Lascio a ciascuno di noi la riflessione sull’opportunità forse di porre una distinzione tra le “nozze” intese come “segno” dell’Amore di Dio e il “prendere moglie e marito” che di tali nozze è il segno. E lascio la riflessione su come ogni vincolo di amore inteso come radicale diversità e opposizione al regime di Caino per il quale il fratello dà la morte al fratello, sia in ogni modo un “segno” di tale pienezza dell’amore che Gesù è venuto a donare all’intera umanità.

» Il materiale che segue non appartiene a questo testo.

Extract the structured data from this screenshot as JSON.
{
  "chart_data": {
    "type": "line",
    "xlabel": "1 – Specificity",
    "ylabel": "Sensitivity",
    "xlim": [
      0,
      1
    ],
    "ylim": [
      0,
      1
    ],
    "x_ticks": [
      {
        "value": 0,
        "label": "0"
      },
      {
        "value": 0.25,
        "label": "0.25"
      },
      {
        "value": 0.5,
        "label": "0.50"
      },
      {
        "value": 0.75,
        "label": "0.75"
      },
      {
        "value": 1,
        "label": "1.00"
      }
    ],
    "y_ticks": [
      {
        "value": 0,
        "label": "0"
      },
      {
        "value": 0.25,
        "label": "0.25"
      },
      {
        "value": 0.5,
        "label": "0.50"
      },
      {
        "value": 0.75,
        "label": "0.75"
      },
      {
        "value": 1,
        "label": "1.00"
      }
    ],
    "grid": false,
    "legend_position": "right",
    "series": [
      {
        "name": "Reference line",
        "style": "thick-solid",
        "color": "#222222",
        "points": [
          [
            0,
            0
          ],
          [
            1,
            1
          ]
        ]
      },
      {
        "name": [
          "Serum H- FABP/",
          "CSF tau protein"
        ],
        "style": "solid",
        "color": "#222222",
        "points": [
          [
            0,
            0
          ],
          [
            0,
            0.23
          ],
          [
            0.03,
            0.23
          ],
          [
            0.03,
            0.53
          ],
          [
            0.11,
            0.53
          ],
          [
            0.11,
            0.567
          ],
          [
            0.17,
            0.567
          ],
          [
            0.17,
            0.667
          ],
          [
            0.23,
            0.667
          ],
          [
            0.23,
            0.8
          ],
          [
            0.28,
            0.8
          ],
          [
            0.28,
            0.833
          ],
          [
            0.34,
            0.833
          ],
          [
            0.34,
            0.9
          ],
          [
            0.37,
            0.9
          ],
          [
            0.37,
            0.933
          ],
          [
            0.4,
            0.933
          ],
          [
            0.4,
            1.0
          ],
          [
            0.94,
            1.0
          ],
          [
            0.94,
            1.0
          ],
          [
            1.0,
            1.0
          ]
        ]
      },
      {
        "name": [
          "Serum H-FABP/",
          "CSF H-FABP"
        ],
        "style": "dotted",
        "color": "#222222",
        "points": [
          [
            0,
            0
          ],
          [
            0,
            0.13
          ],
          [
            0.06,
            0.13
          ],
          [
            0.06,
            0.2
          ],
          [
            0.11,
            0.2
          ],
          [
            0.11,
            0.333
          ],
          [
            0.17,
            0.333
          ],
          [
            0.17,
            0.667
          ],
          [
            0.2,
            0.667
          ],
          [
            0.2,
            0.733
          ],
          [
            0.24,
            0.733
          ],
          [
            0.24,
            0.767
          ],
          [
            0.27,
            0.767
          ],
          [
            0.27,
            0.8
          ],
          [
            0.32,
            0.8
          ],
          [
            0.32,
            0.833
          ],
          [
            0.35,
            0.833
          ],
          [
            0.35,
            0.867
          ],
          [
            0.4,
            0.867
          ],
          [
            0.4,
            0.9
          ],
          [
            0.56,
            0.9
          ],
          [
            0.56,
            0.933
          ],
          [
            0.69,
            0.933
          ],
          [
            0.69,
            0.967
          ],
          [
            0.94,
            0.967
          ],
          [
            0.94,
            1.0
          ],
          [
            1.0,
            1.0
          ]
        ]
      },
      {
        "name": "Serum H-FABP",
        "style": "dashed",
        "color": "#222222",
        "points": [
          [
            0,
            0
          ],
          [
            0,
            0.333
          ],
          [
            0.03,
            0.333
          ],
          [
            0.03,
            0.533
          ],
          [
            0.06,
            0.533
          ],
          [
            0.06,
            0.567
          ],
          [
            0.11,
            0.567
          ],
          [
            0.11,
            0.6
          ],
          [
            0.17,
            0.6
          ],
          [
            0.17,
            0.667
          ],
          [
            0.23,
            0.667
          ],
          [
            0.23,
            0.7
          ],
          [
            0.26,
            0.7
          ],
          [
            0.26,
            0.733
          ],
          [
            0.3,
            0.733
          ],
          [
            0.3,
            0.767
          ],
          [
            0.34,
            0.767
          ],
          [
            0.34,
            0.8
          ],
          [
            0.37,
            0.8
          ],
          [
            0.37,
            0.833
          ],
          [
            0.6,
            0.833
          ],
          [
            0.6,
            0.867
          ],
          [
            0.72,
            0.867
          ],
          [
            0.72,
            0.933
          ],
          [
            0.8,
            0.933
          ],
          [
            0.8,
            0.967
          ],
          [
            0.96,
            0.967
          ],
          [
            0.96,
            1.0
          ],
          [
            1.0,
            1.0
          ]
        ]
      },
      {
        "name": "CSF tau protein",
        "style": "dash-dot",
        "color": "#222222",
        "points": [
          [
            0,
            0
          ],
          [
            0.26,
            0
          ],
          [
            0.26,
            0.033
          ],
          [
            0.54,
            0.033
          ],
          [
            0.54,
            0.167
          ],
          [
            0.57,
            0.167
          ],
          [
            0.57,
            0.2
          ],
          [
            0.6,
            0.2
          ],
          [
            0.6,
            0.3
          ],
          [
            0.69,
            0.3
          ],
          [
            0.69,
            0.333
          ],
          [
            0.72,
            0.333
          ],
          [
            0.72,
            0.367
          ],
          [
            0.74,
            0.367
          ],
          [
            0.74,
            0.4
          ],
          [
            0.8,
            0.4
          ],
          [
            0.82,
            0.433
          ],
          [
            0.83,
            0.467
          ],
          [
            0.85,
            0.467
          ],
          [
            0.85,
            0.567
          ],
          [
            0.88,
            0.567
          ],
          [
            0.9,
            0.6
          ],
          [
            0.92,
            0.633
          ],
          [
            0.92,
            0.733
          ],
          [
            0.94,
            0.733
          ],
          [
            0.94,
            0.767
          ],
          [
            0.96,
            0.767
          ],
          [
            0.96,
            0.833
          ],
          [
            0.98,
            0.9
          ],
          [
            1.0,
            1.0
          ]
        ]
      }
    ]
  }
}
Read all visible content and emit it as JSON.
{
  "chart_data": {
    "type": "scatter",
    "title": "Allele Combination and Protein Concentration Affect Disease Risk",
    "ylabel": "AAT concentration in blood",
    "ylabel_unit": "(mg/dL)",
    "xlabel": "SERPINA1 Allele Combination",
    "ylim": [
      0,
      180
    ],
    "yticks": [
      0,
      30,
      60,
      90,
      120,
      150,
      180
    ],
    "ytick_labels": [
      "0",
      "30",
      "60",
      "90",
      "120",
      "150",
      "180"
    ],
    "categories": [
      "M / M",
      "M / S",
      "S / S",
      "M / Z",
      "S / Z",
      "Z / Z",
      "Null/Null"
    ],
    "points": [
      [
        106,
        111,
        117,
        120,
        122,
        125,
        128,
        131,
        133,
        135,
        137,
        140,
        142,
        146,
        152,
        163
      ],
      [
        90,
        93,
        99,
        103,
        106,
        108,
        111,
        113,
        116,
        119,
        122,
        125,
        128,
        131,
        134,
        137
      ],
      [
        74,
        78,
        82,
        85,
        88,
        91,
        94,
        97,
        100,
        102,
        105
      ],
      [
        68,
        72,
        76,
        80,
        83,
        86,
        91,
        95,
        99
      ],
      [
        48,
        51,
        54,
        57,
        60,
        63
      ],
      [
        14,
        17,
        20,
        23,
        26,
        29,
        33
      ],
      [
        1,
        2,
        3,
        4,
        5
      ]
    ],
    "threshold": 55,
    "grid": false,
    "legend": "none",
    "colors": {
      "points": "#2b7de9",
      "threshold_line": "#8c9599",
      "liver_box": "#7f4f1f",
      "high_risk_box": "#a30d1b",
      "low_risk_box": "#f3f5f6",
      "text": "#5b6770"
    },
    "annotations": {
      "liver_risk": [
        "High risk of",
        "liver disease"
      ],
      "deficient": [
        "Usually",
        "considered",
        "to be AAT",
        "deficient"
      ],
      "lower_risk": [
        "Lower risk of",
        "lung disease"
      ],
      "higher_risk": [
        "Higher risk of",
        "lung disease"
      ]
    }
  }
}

Dio ti benedica. E tu benedicimi. Tuo. Giovanni.
Il commento 2007:
https://www.famigliedellavisitazione.it/lc-2027-40.html
Saremo come “angeli del cielo”: non vuol dire però che saremo “spiritualizzati”; non sarà cancellata la realtà materiale che ora fa parte essenziale della nostra esistenza. Potrebbe essere felice un pittore senza i suoi quadri, un artista senza le sue opere? Così si chiedeva anni fa un nostro prof. alla Gregoriana.- Come sarà la nostra vita? “La vita che perdura dopo la morte – spiegano Mateos e Camacho – non è un prolungamento della vita organica, dato che non è più soggetta alla morte. Procede direttamente da Dio”. Quello che è certo e consolante è che siamo e saremo comunque “figli della risurrezione e figli di Dio”. Poiché Lui è Dio di vivi e non di morti.